L’urgence est à la revitalisation des organismes de recherche, des universités, incluse dans un véritable plan de relance par le rétablissement des emplois supprimés au budget 2009 et la création dès cette année d’emplois nouveaux (1000 enseignants-chercheurs, 1000 personnels BIATOSS, 1000 chercheurs, 1000 personnels ITA). Tous indispensables pour améliorer le potentiel de recherche et pour faire face aux besoins d’un enseignement supérieur démocratisé et attentif aux parcours et aux projets de tous les étudiants.

Encore une fois, sans contradicteurs dans les médias, la ministre a délibérément ignoré aujourd’hui ces dimensions dans la promotion de dispositifs essentiellement immobiliers liés à l’enseignement supérieur et à la recherche. Le président de la République ne peut rester silencieux sur ce point comme il ne peut ignorer l’exigence déterminée de retrait du décret statutaire comme de l’actuel dispositif démembrant la formation des enseignants et les concours de recrutement pour le premier et le second degrés.

L’engagement déjà de près d’un universitaire sur deux dans des actions de grève, les résolutions souvent votées à l’initiative du SNESUP dans la quasi totalité des conseils centraux des universités, toutes solidaires des quatre revendications unitaires de la grève(*), appellent les présidents d’université à une solidarité active enracinée dans nos traditions universitaires. Le SNESUP s’est adressé à tous les présidents en ce sens.

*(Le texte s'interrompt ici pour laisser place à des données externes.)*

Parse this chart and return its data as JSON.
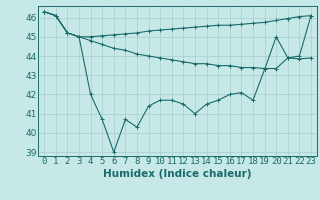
{
  "xlabel": "Humidex (Indice chaleur)",
  "x": [
    0,
    1,
    2,
    3,
    4,
    5,
    6,
    7,
    8,
    9,
    10,
    11,
    12,
    13,
    14,
    15,
    16,
    17,
    18,
    19,
    20,
    21,
    22,
    23
  ],
  "line1": [
    46.3,
    46.1,
    45.2,
    45.0,
    45.0,
    45.05,
    45.1,
    45.15,
    45.2,
    45.3,
    45.35,
    45.4,
    45.45,
    45.5,
    45.55,
    45.6,
    45.6,
    45.65,
    45.7,
    45.75,
    45.85,
    45.95,
    46.05,
    46.1
  ],
  "line2": [
    46.3,
    46.1,
    45.2,
    45.0,
    44.8,
    44.6,
    44.4,
    44.3,
    44.1,
    44.0,
    43.9,
    43.8,
    43.7,
    43.6,
    43.6,
    43.5,
    43.5,
    43.4,
    43.4,
    43.35,
    43.35,
    43.9,
    43.85,
    43.9
  ],
  "line3": [
    46.3,
    46.1,
    45.2,
    45.0,
    42.0,
    40.7,
    39.0,
    40.7,
    40.3,
    41.4,
    41.7,
    41.7,
    41.5,
    41.0,
    41.5,
    41.7,
    42.0,
    42.1,
    41.7,
    43.3,
    45.0,
    43.9,
    44.0,
    46.1
  ],
  "bg_color": "#c6e8e6",
  "line_color": "#1a6b6b",
  "grid_color": "#a8cece",
  "ylim": [
    38.8,
    46.6
  ],
  "yticks": [
    39,
    40,
    41,
    42,
    43,
    44,
    45,
    46
  ],
  "tick_fontsize": 6.5,
  "label_fontsize": 7.5
}
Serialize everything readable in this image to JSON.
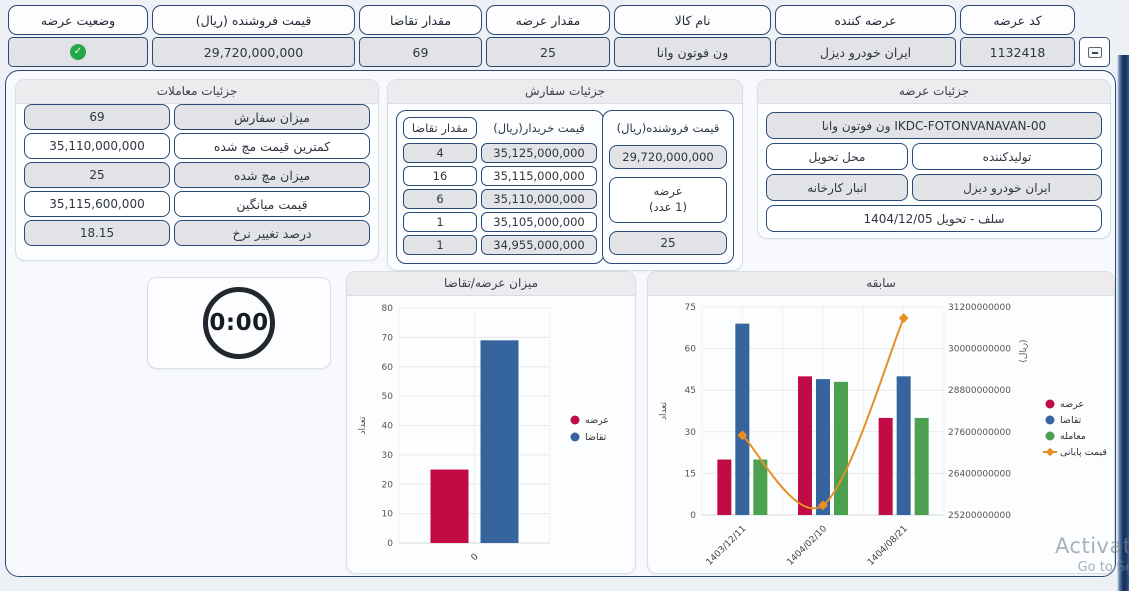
{
  "table": {
    "headers": {
      "status": "وضعیت عرضه",
      "seller_price": "قیمت فروشنده (ریال)",
      "demand_qty": "مقدار تقاضا",
      "supply_qty": "مقدار عرضه",
      "product_name": "نام کالا",
      "supplier": "عرضه کننده",
      "supply_code": "کد عرضه"
    },
    "row": {
      "status_check": "✓",
      "seller_price": "29,720,000,000",
      "demand_qty": "69",
      "supply_qty": "25",
      "product_name": "ون فوتون وانا",
      "supplier": "ایران خودرو دیزل",
      "supply_code": "1132418"
    },
    "collapse_icon": "minus-square"
  },
  "panels": {
    "trades": {
      "title": "جزئیات معاملات",
      "rows": [
        {
          "label": "میزان سفارش",
          "value": "69"
        },
        {
          "label": "کمترین قیمت مچ شده",
          "value": "35,110,000,000"
        },
        {
          "label": "میزان مچ شده",
          "value": "25"
        },
        {
          "label": "قیمت میانگین",
          "value": "35,115,600,000"
        },
        {
          "label": "درصد تغییر نرخ",
          "value": "18.15"
        }
      ]
    },
    "orders": {
      "title": "جزئیات سفارش",
      "book": {
        "qty_header": "مقدار تقاضا",
        "price_header": "قیمت خریدار(ریال)",
        "rows": [
          {
            "qty": "4",
            "price": "35,125,000,000"
          },
          {
            "qty": "16",
            "price": "35,115,000,000"
          },
          {
            "qty": "6",
            "price": "35,110,000,000"
          },
          {
            "qty": "1",
            "price": "35,105,000,000"
          },
          {
            "qty": "1",
            "price": "34,955,000,000"
          }
        ]
      },
      "seller": {
        "header": "قیمت فروشنده(ریال)",
        "price": "29,720,000,000",
        "supply_line1": "عرضه",
        "supply_line2": "(1 عدد)",
        "amount": "25"
      }
    },
    "supply": {
      "title": "جزئیات عرضه",
      "product": "ون فوتون وانا IKDC-FOTONVANAVAN-00",
      "delivery_place_header": "محل تحویل",
      "producer_header": "تولیدکننده",
      "delivery_place": "انبار کارخانه",
      "producer": "ایران خودرو دیزل",
      "terms": "سلف - تحویل 1404/12/05"
    }
  },
  "timer": {
    "value": "0:00"
  },
  "chart_data": [
    {
      "type": "bar",
      "title": "میزان عرضه/تقاضا",
      "categories": [
        "0"
      ],
      "series": [
        {
          "name": "عرضه",
          "color": "#c00b45",
          "values": [
            25
          ]
        },
        {
          "name": "تقاضا",
          "color": "#35659c",
          "values": [
            69
          ]
        }
      ],
      "ylabel": "تعداد",
      "ylim": [
        0,
        80
      ],
      "yticks": [
        0,
        10,
        20,
        30,
        40,
        50,
        60,
        70,
        80
      ],
      "grid": true,
      "legend_position": "right"
    },
    {
      "type": "bar+line",
      "title": "سابقه",
      "categories": [
        "1403/12/11",
        "1404/02/10",
        "1404/08/21"
      ],
      "series": [
        {
          "name": "عرضه",
          "color": "#c00b45",
          "values": [
            20,
            50,
            35
          ]
        },
        {
          "name": "تقاضا",
          "color": "#35659c",
          "values": [
            69,
            49,
            50
          ]
        },
        {
          "name": "معامله",
          "color": "#4ca050",
          "values": [
            20,
            48,
            35
          ]
        }
      ],
      "line_series": {
        "name": "قیمت پایانی",
        "color": "#e78f24",
        "axis": "y2",
        "values": [
          27500000000,
          25480000000,
          30880000000
        ]
      },
      "ylabel": "تعداد",
      "y2label": "(ریال)",
      "ylim": [
        0,
        75
      ],
      "yticks": [
        0,
        15,
        30,
        45,
        60,
        75
      ],
      "y2lim": [
        25200000000,
        31200000000
      ],
      "y2ticks": [
        25200000000,
        26400000000,
        27600000000,
        28800000000,
        30000000000,
        31200000000
      ],
      "grid": true,
      "legend_position": "right"
    }
  ],
  "watermark": {
    "line1": "Activate",
    "line2": "Go to Setti"
  }
}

Aujourd’hui encore, au plus près des départements d’enseignement, des laboratoires, des sites universitaires, le SNESUP appelle tous les collègues à élargir le soutien autour de nos revendications convergentes, à exposer au grand jour la réalité de nos métiers et l’étendue de nos propositions pour le supérieur et la recherche. (*)

1) Retrait du décret statut des enseignants-chercheurs, maintien du CNU dans son rôle de gestion nationale des carrières.

2) Retrait des lourdes modifications envisagées pour la formation et le recrutement des enseignants du premier et du second degré, maintien des concours actuels en 2010, ouverture d’un vaste débat national public.

3) Suspension immédiate des 1030 suppressions d’emplois prévues au budget 2009 dans les universités et la recherche, lancement d’un plan pluriannuel de recrutement au cœur d’un vrai « plan de relance ».

4) Défense de la recherche publique, de ses structures, des statuts de ses personnels odieusement dénigrés et démolis par le président de la République.